Estes supostos pagamentos de Salgado a Sócrates e Bava terão sido feitos através do chamado “saco azul” do GES , a Espírito Santo Enterprises, uma das offshores apanhadas no caso dos “Panama Papers”.
Esta investigação internacional ajudou o MP a traçar a rota do dinheiro de Sócrates que terá passado por offshores e contas de Hélder Bataglia, administrador do BES Angola e figura próxima de Salgado, de José Paulo Pinto de Sousa, o primo do ex-governante, e de Joaquim Barroca, administrador do Grupo Lena.
Marques Vidal quer acusação até Março
Ricardo Salgado e o Grupo Lena são agora, encarados pelo MP como “os corruptores activos de Sócrates” , conforme nota o Correio da Manhã, sublinhando que a acusação vai centrar-se nesta relação de factos.

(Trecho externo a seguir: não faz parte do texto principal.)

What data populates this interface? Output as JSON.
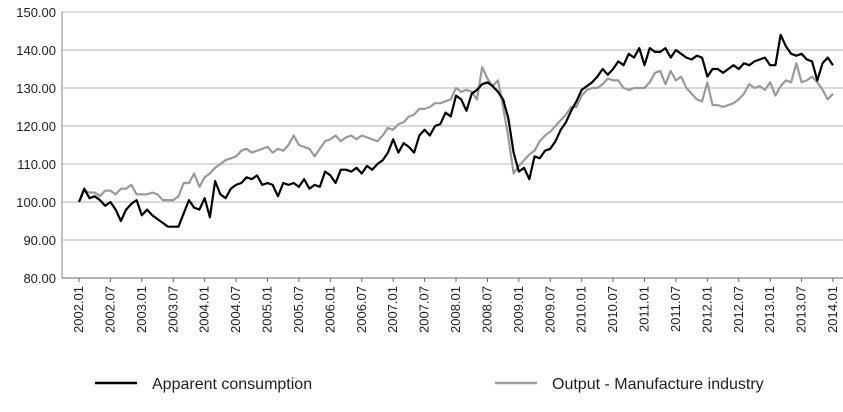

A investigação está prestes a chegar à última data prevista para a conclusão do inquérito, precisamente Março, mas já se especula que esse prazo pode, de novo, ficar comprometido, à luz dos novos dados e desenvolvimentos.
O CM garante, porém, que a Procuradora-Geral da República, Joana Marques Vidal , “manifestou-se inflexível quanto ao prazo estipulado em Setembro” e que quer ver acusação deduzida até 15 de Março .
“Tudo o que ainda está por analisar – factos novos e indícios relativamente a suspeitas que necessitem de ser consolidadas – serão remetidos para certidões, com vista à abertura de novos inquéritos autónomos”, sustenta o CM.